Vor dem Hintergrund, dass er eben keine Lösungen hat, die in sein Parteibuch passen, macht unser Verkehrsminister also nichts. Entsprechend steigt die Zahl der PKW auf den Straßen, die Zahl an Autobahnkilometern steigt (wobei diese nicht einmal mehr korrekt in Schuss gehalten werden kann, Brücken bröckeln, Straßen absinken, Entwässerungen überfordert sind, Straßenbeläge schmelzen…) und somit auch die Emissionen aus dem Straßenverkehr. Unser Bundeskanzler indes, statt den Verkehrsminister zu rüffeln und zum Handeln aufzufordern, deckt diesen.
So viel zum Hintergrund, den man im Kopf behalten sollte, wenn man sich die Maßnahmen der Letzten Generation ansieht und bewerten will. Die Wahl der Straßen, die von ihnen blockiert werden, ist also nicht wahllos gefallen oder bewusst dazu gedacht, Menschen zu ärgern. Und es ist, wie der Titel dieser Seite schon vorgab, gewiss auch kein Spass oder Ausdruck von Langeweile von Aktivisten, wenn diese sich auf der Straße den gebündelten Hass von Leuten mit eher kleinem Ego (mit oder ohne Uniform btw.) aufladen, körperliche Gewalt erfahren, verletzt werden, eingesperrt, verfolgt, eingeschüchtert, denunziert, beleidigt und geächtet werden. Sie tun dies, weil sie Aufmerksamkeit erregen wollen, weil es scheinbar nicht einmal unser Bundesverfassungsgericht mehr vermag, den fortgesetzten Bruch des Pariser Abkommens von 2015 und das Urteil, dass Deutschland etwas zum Schutz der Menschen in unserem Land tun MUSS, dies eben auch Klimaschutzmaßnahmen einschließt, zu unterbinden.
Was man dagegen tun kann oder soll?
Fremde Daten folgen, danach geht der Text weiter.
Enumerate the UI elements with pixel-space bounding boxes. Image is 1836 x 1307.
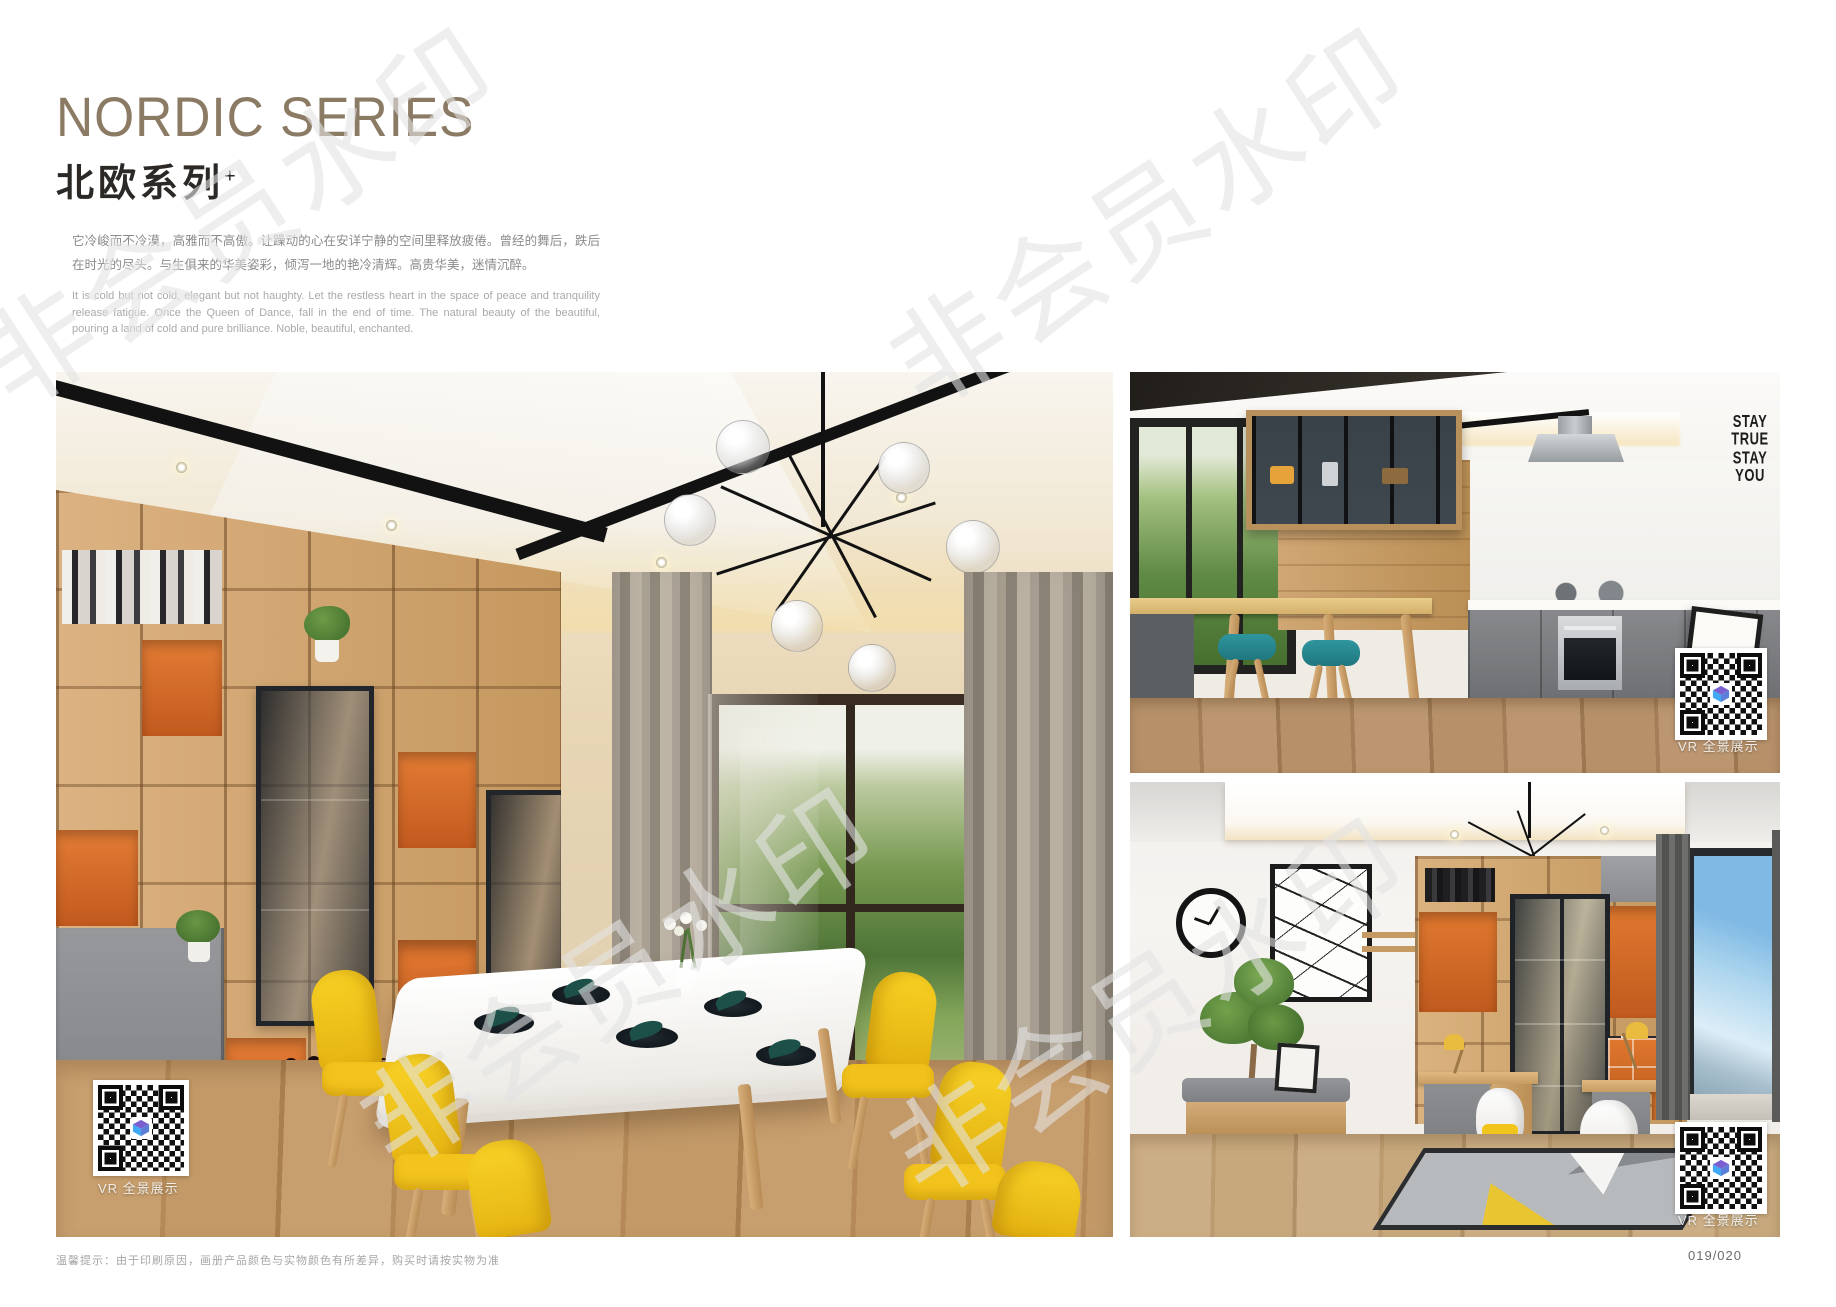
place-setting (474, 1008, 534, 1034)
qr-eye (1680, 653, 1705, 678)
vr-label: VR 全景展示 (98, 1178, 179, 1197)
chair-leg (328, 1094, 349, 1168)
qr-eye (159, 1085, 184, 1110)
chandelier-globe (878, 442, 930, 494)
chair-back (379, 1050, 463, 1167)
qr-pattern (1680, 1127, 1762, 1209)
subtitle-text: 北欧系列 (56, 163, 224, 205)
flower-vase (652, 912, 722, 992)
place-setting (756, 1040, 816, 1066)
lamp-shade (1626, 1022, 1648, 1039)
plant-leaves (304, 606, 350, 642)
flower-bloom (696, 920, 707, 931)
glass-shelf-line (261, 909, 369, 911)
chandelier-arm (775, 455, 886, 612)
lamp-shade (1444, 1034, 1464, 1050)
built-in-oven (1558, 616, 1622, 690)
light-bulb (1450, 830, 1459, 839)
stool-seat (1218, 634, 1276, 660)
ceiling-spotlight (386, 520, 397, 531)
plant-pot (315, 640, 339, 662)
place-setting (704, 992, 762, 1017)
qr-eye (1680, 1127, 1705, 1152)
clock-hand (1194, 917, 1210, 925)
vr-label: VR 全景展示 (1678, 736, 1759, 755)
photo-dining-room: VR 全景展示 (56, 372, 1113, 1237)
dining-chair-yellow (956, 1162, 1106, 1237)
page-title: NORDIC SERIES (56, 84, 474, 149)
cabinet-shelf-line (1515, 959, 1605, 961)
potted-plant (176, 910, 222, 964)
cabinet-shelf-line (1515, 1023, 1605, 1025)
shelf-cell-orange (56, 830, 138, 926)
chair-leg (401, 1188, 423, 1237)
ceiling-spotlight (176, 462, 187, 473)
chandelier-globe (664, 494, 716, 546)
hood-duct (1558, 416, 1592, 434)
vr-qr-code (93, 1080, 189, 1176)
desk-lamp (1600, 1022, 1656, 1070)
shelf-books (1425, 868, 1495, 902)
dark-curtain (1772, 830, 1780, 1122)
qr-pattern (98, 1085, 184, 1171)
wall-clock (1176, 888, 1246, 958)
cabinet-item-orange (1270, 466, 1294, 484)
subtitle-plus: + (224, 165, 240, 187)
shelf-books (62, 550, 222, 624)
chandelier-globe (771, 600, 823, 652)
qr-eye (1680, 1184, 1705, 1209)
bench-cushion (1182, 1078, 1350, 1102)
cabinet-item (1382, 468, 1408, 484)
qr-cube-logo (1710, 683, 1732, 705)
leaning-frames (1274, 1043, 1319, 1094)
wall-shelf (1362, 932, 1420, 938)
cabinet-mullion (1560, 899, 1564, 1131)
study-window (1686, 848, 1780, 1110)
description-english: It is cold but not cold, elegant but not… (72, 288, 600, 338)
dining-chair-yellow (460, 1140, 600, 1237)
plant-leaves (176, 910, 220, 944)
oven-glass (1564, 638, 1616, 680)
page-number: 019/020 (1688, 1248, 1742, 1263)
qr-cube-logo (1710, 1157, 1732, 1179)
stool-seat (1302, 640, 1360, 666)
chair-back (864, 968, 940, 1075)
qr-eye (1680, 710, 1705, 735)
qr-cube-logo (130, 1117, 152, 1139)
photo-study-room: VR 全景展示 (1130, 782, 1780, 1237)
chandelier-stem (821, 372, 825, 527)
chair-leg (913, 1198, 935, 1237)
qr-eye (98, 1085, 123, 1110)
oven-handle (1564, 626, 1616, 630)
window-seat (1678, 1094, 1780, 1120)
bar-cabinet (1130, 614, 1194, 700)
chair-back (990, 1156, 1085, 1237)
potted-plant (302, 606, 352, 664)
footer-disclaimer: 温馨提示：由于印刷原因，画册产品颜色与实物颜色有所差异，购买时请按实物为准 (56, 1252, 500, 1268)
dark-curtain (1656, 834, 1690, 1120)
vase-glass (676, 962, 696, 992)
cooktop-pots (1548, 580, 1638, 602)
chandelier-arm (720, 485, 931, 581)
hanging-cabinet (1246, 410, 1462, 530)
bar-counter-top (1130, 598, 1432, 614)
wall-quote: STAY TRUE STAY YOU (1726, 412, 1774, 484)
light-bulb (1600, 826, 1609, 835)
qr-eye (1737, 1127, 1762, 1152)
hood-body (1528, 434, 1624, 462)
shelf-cell-orange (1419, 912, 1497, 1012)
shelf-cell-orange (142, 640, 222, 736)
page-subtitle: 北欧系列+ (56, 152, 240, 207)
plant-pot (188, 942, 210, 962)
qr-eye (98, 1146, 123, 1171)
chandelier-globe (716, 420, 770, 474)
description-chinese: 它冷峻而不冷漠，高雅而不高傲。让躁动的心在安详宁静的空间里释放疲倦。曾经的舞后，… (72, 230, 600, 278)
chair-back (308, 966, 384, 1073)
qr-eye (1737, 653, 1762, 678)
cabinet-item (1322, 462, 1338, 486)
catalog-page: NORDIC SERIES 北欧系列+ 它冷峻而不冷漠，高雅而不高傲。让躁动的心… (0, 0, 1836, 1307)
flower-bloom (680, 912, 692, 924)
plant-leaves (1234, 958, 1294, 1006)
shelf-cell-orange (398, 752, 476, 848)
chandelier-globe (946, 520, 1000, 574)
photo-kitchen: STAY TRUE STAY YOU VR 全景展示 (1130, 372, 1780, 773)
glass-shelf-line (261, 799, 369, 801)
vr-label: VR 全景展示 (1678, 1210, 1759, 1229)
vr-qr-code (1675, 648, 1767, 740)
desk-lamp (1436, 1034, 1486, 1074)
place-setting (616, 1022, 678, 1048)
chair-leg (848, 1096, 869, 1170)
place-setting (552, 980, 610, 1005)
bench-base (1186, 1102, 1346, 1134)
chair-back (929, 1058, 1016, 1177)
light-stem (1528, 782, 1531, 838)
flower-bloom (674, 926, 684, 936)
chair-back (463, 1135, 553, 1237)
chandelier-globe (848, 644, 896, 692)
range-hood (1528, 416, 1624, 464)
kitchen-counter (1468, 600, 1780, 610)
qr-pattern (1680, 653, 1762, 735)
vr-qr-code (1675, 1122, 1767, 1214)
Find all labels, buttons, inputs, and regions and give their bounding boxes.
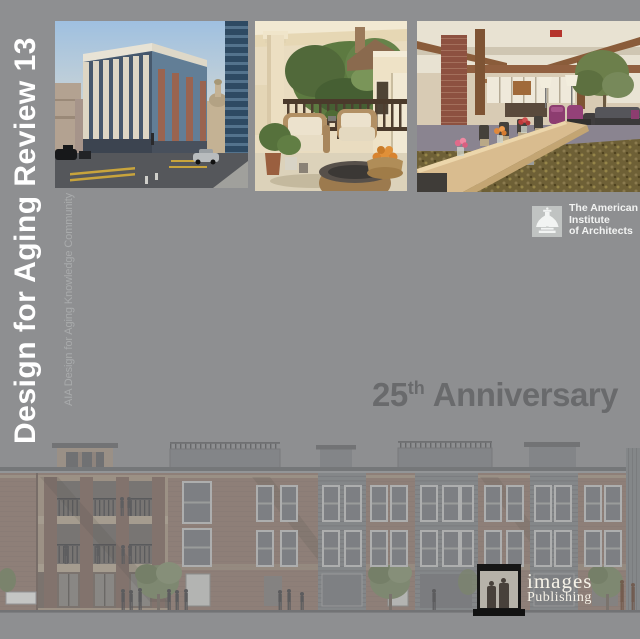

Der erste und wahrscheinlich wichtigste Schritt wäre, den wirklichen Verantwortlichen zur Rechenschaft zu ziehen, also denjenigen, der die selbst gesteckten Klimaziele wiederholt reißt und nicht im Traum daran denkt, etwas daran zu ändern. Stattdessen auf andere Länder zu verweisen und zu fordern, diese sollten doch gefälligst mehr tun (obwohl diese ihre eigenen, persönlichen Ziele haben und diese – im Gegensatz zu uns – nicht nur einhalten, sondern teilweise sogar EXTREM übererfüllen), dient nur dazu, vom eigenen Versagen abzulenken, löst eben dieses Problem aber nicht.
Also: Wenn jemand will, dass die Proteste, die Blockaden und sonstigen Aktionen aufhören, der sollte nicht gegen das Symptom kämpfen, sondern gegen die Krankheit. Und diese Krankheit, meine Freunde, sitzt im Bundesverkehrsministerium, nicht mit Warnweste auf der Straße.